Thing is, they work great on my desktop browsers when I have
@media and (max-width: somethingsmall) {
special stuff for when it’s small;
}
in my CSS sheet.
However after flipping through this awesome set of slides by Bryan Reiger I thought I would also try to do it “backwards”: mobile first, then progressively enhance for desktop.
Since many mobiles don’t support media queries, the idea is to have a sort of default stylesheet with stuff that would work on mobile, then use media queries to call another stylesheet for Desktop with more background images and widths and floats and things.
So I tried that:
<link rel="stylesheet" type="text/css" media="screen, projection, handheld" href="scooter.css">
<link rel="stylesheet" type="text/css" media="screen and (min-width: 600px)" href="desktop.css">
I’ve done various permutations of this. Nothing works in my desktop browsers… it’s like they’re acting like IE, just loading the desktop.css regardless of device width (and I’ve tried it with and without the “device” part (min-device-width) and also without the
<meta name=“viewport” content=“width=device-width”>
meta tag I’ve got as well. Also, strangely, within a single stylesheet things are not cascading correctly (when they did when I just had @media in the stylesheet instead of in the link tag), such as
a:visited
is overriding
form label a
Since I’m busy redoing these pages and am actively working on them, I’m not keeping my code this way. It would be nice if it worked on many mobiles but it’s essential that it works on the desktop, and right now my desktop browsers are having trouble with media=“something” .
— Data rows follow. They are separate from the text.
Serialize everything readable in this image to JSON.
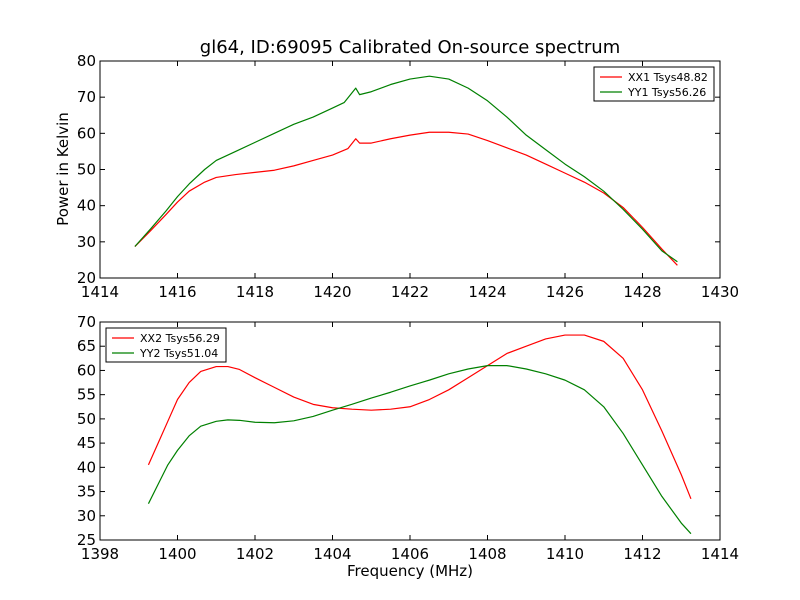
{
  "figure": {
    "title": "gl64, ID:69095 Calibrated On-source spectrum",
    "xlabel": "Frequency (MHz)",
    "ylabel": "Power in Kelvin"
  },
  "chart_data": [
    {
      "type": "line",
      "title": "gl64, ID:69095 Calibrated On-source spectrum",
      "xlabel": "",
      "ylabel": "Power in Kelvin",
      "xlim": [
        1414,
        1430
      ],
      "ylim": [
        20,
        80
      ],
      "xticks": [
        "1414",
        "1416",
        "1418",
        "1420",
        "1422",
        "1424",
        "1426",
        "1428",
        "1430"
      ],
      "yticks": [
        "20",
        "30",
        "40",
        "50",
        "60",
        "70",
        "80"
      ],
      "grid": false,
      "legend_position": "top-right",
      "series": [
        {
          "name": "XX1 Tsys48.82",
          "color": "#ff0000",
          "x": [
            1414.9,
            1415.3,
            1415.7,
            1416.0,
            1416.3,
            1416.7,
            1417.0,
            1417.5,
            1418.0,
            1418.5,
            1419.0,
            1419.5,
            1420.0,
            1420.4,
            1420.6,
            1420.7,
            1421.0,
            1421.5,
            1422.0,
            1422.5,
            1423.0,
            1423.5,
            1424.0,
            1424.5,
            1425.0,
            1425.5,
            1426.0,
            1426.5,
            1427.0,
            1427.5,
            1428.0,
            1428.5,
            1428.9
          ],
          "y": [
            28.7,
            33.0,
            37.5,
            41.0,
            44.0,
            46.5,
            47.8,
            48.6,
            49.2,
            49.8,
            51.0,
            52.5,
            54.0,
            55.8,
            58.5,
            57.3,
            57.3,
            58.5,
            59.5,
            60.3,
            60.3,
            59.8,
            58.0,
            56.0,
            54.0,
            51.5,
            49.0,
            46.5,
            43.5,
            39.5,
            34.0,
            28.0,
            23.5
          ]
        },
        {
          "name": "YY1 Tsys56.26",
          "color": "#008000",
          "x": [
            1414.9,
            1415.3,
            1415.7,
            1416.0,
            1416.3,
            1416.7,
            1417.0,
            1417.5,
            1418.0,
            1418.5,
            1419.0,
            1419.5,
            1420.0,
            1420.3,
            1420.6,
            1420.7,
            1421.0,
            1421.5,
            1422.0,
            1422.5,
            1423.0,
            1423.5,
            1424.0,
            1424.5,
            1425.0,
            1425.5,
            1426.0,
            1426.5,
            1427.0,
            1427.5,
            1428.0,
            1428.5,
            1428.9
          ],
          "y": [
            28.7,
            33.5,
            38.5,
            42.5,
            46.0,
            50.0,
            52.5,
            55.0,
            57.5,
            60.0,
            62.5,
            64.5,
            67.0,
            68.5,
            72.5,
            70.7,
            71.5,
            73.5,
            75.0,
            75.8,
            75.0,
            72.5,
            69.0,
            64.5,
            59.5,
            55.5,
            51.5,
            48.0,
            44.0,
            39.0,
            33.5,
            27.5,
            24.5
          ]
        }
      ]
    },
    {
      "type": "line",
      "title": "",
      "xlabel": "Frequency (MHz)",
      "ylabel": "",
      "xlim": [
        1398,
        1414
      ],
      "ylim": [
        25,
        70
      ],
      "xticks": [
        "1398",
        "1400",
        "1402",
        "1404",
        "1406",
        "1408",
        "1410",
        "1412",
        "1414"
      ],
      "yticks": [
        "25",
        "30",
        "35",
        "40",
        "45",
        "50",
        "55",
        "60",
        "65",
        "70"
      ],
      "grid": false,
      "legend_position": "top-left",
      "series": [
        {
          "name": "XX2 Tsys56.29",
          "color": "#ff0000",
          "x": [
            1399.25,
            1399.5,
            1399.75,
            1400.0,
            1400.3,
            1400.6,
            1401.0,
            1401.3,
            1401.6,
            1402.0,
            1402.5,
            1403.0,
            1403.5,
            1404.0,
            1404.5,
            1405.0,
            1405.5,
            1406.0,
            1406.5,
            1407.0,
            1407.5,
            1408.0,
            1408.5,
            1409.0,
            1409.5,
            1410.0,
            1410.5,
            1411.0,
            1411.5,
            1412.0,
            1412.5,
            1413.0,
            1413.25
          ],
          "y": [
            40.5,
            45.0,
            49.5,
            54.0,
            57.5,
            59.8,
            60.8,
            60.8,
            60.2,
            58.5,
            56.5,
            54.5,
            53.0,
            52.3,
            52.0,
            51.8,
            52.0,
            52.5,
            54.0,
            56.0,
            58.5,
            61.0,
            63.5,
            65.0,
            66.5,
            67.3,
            67.3,
            66.0,
            62.5,
            56.0,
            47.5,
            38.5,
            33.5
          ]
        },
        {
          "name": "YY2 Tsys51.04",
          "color": "#008000",
          "x": [
            1399.25,
            1399.5,
            1399.75,
            1400.0,
            1400.3,
            1400.6,
            1401.0,
            1401.3,
            1401.6,
            1402.0,
            1402.5,
            1403.0,
            1403.5,
            1404.0,
            1404.5,
            1405.0,
            1405.5,
            1406.0,
            1406.5,
            1407.0,
            1407.5,
            1408.0,
            1408.5,
            1409.0,
            1409.5,
            1410.0,
            1410.5,
            1411.0,
            1411.5,
            1412.0,
            1412.5,
            1413.0,
            1413.25
          ],
          "y": [
            32.5,
            36.5,
            40.5,
            43.5,
            46.5,
            48.5,
            49.5,
            49.8,
            49.7,
            49.3,
            49.2,
            49.6,
            50.5,
            51.8,
            53.0,
            54.3,
            55.5,
            56.8,
            58.0,
            59.3,
            60.3,
            61.0,
            61.0,
            60.3,
            59.3,
            58.0,
            56.0,
            52.5,
            47.0,
            40.5,
            34.0,
            28.5,
            26.3
          ]
        }
      ]
    }
  ]
}
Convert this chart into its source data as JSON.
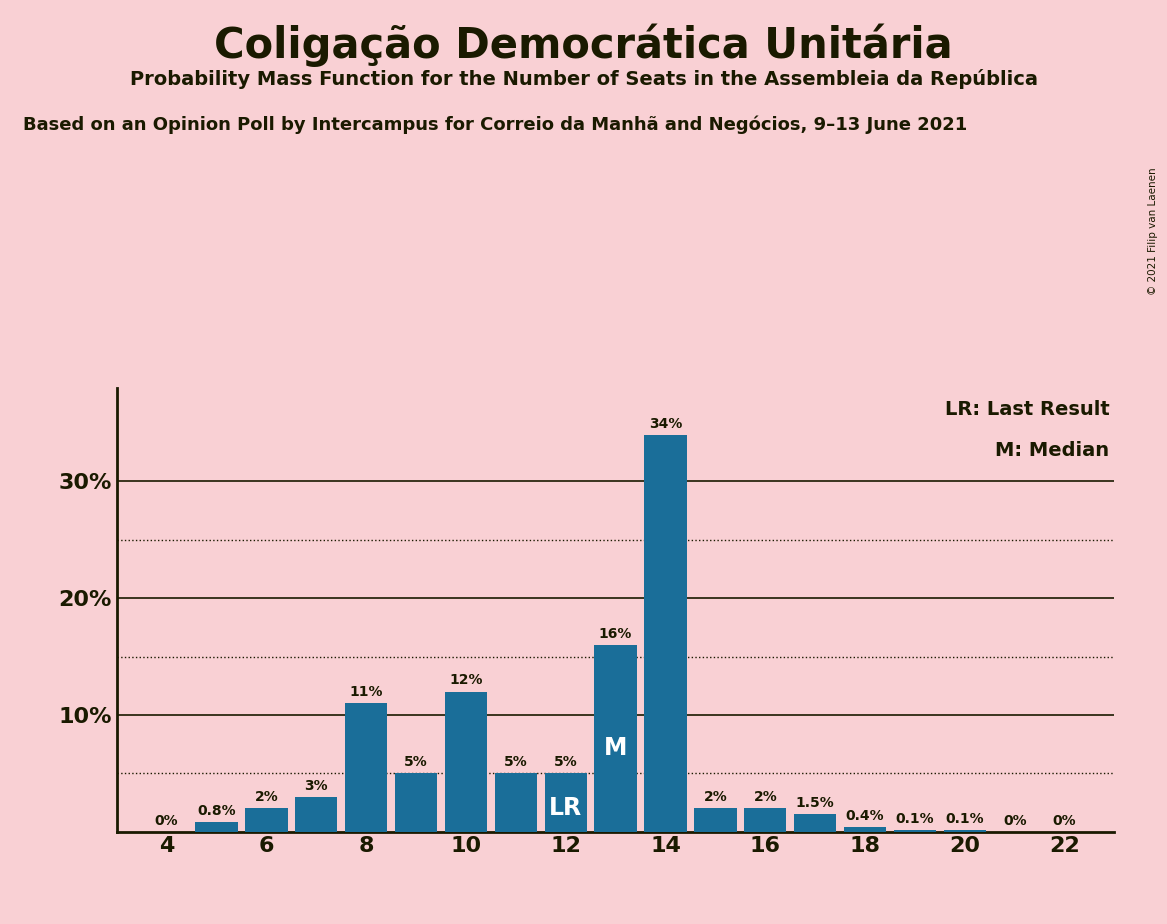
{
  "title": "Coligação Democrática Unitária",
  "subtitle1": "Probability Mass Function for the Number of Seats in the Assembleia da República",
  "subtitle2": "Based on an Opinion Poll by Intercampus for Correio da Manhã and Negócios, 9–13 June 2021",
  "copyright": "© 2021 Filip van Laenen",
  "seats": [
    4,
    5,
    6,
    7,
    8,
    9,
    10,
    11,
    12,
    13,
    14,
    15,
    16,
    17,
    18,
    19,
    20,
    21,
    22
  ],
  "probabilities": [
    0.0,
    0.8,
    2.0,
    3.0,
    11.0,
    5.0,
    12.0,
    5.0,
    5.0,
    16.0,
    34.0,
    2.0,
    2.0,
    1.5,
    0.4,
    0.1,
    0.1,
    0.0,
    0.0
  ],
  "labels": [
    "0%",
    "0.8%",
    "2%",
    "3%",
    "11%",
    "5%",
    "12%",
    "5%",
    "5%",
    "16%",
    "34%",
    "2%",
    "2%",
    "1.5%",
    "0.4%",
    "0.1%",
    "0.1%",
    "0%",
    "0%"
  ],
  "bar_color": "#1a6e99",
  "background_color": "#f9d0d4",
  "text_color": "#1a1a00",
  "lr_seat": 12,
  "median_seat": 13,
  "yticks": [
    10,
    20,
    30
  ],
  "ytick_labels": [
    "10%",
    "20%",
    "30%"
  ],
  "grid_lines_dotted": [
    5,
    15,
    25
  ],
  "ylim": [
    0,
    38
  ],
  "legend_lr": "LR: Last Result",
  "legend_m": "M: Median"
}
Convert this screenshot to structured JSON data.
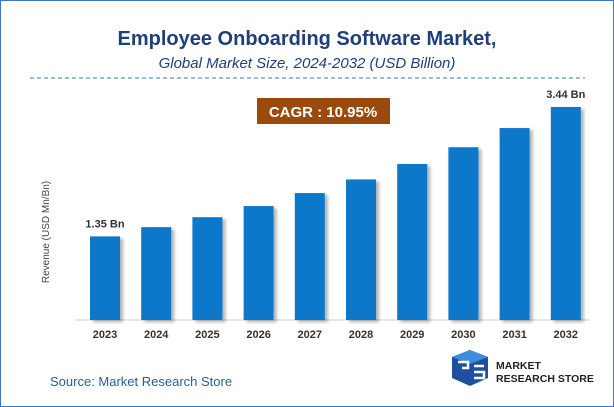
{
  "chart_data": {
    "type": "bar",
    "title": "Employee Onboarding Software Market,",
    "subtitle": "Global Market Size, 2024-2032 (USD Billion)",
    "ylabel": "Revenue (USD Mn/Bn)",
    "xlabel": "",
    "categories": [
      "2023",
      "2024",
      "2025",
      "2026",
      "2027",
      "2028",
      "2029",
      "2030",
      "2031",
      "2032"
    ],
    "values": [
      1.35,
      1.5,
      1.66,
      1.84,
      2.05,
      2.27,
      2.52,
      2.79,
      3.1,
      3.44
    ],
    "data_labels": {
      "0": "1.35 Bn",
      "9": "3.44 Bn"
    },
    "ylim": [
      0,
      3.5
    ],
    "grid": false,
    "annotation": "CAGR : 10.95%",
    "bar_color": "#0a77c9",
    "annotation_color": "#9a4a0c",
    "title_color": "#1f3f7a"
  },
  "source": "Source: Market Research Store",
  "logo": {
    "line1": "MARKET",
    "line2": "RESEARCH STORE"
  }
}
Am I misunderstanding how these work when called via a link tag ?? I should be triggering different styles based on my browsers’ widths right??
Otherwise, I’ll have to ignore what I learned in the awesome slide show because all of my sites are so far desktop-first, mobile-second (if a site works on mobile but not on desktop it’s not allowed… if it works on desktop but breaks on mobile that is considered acceptable by the boss).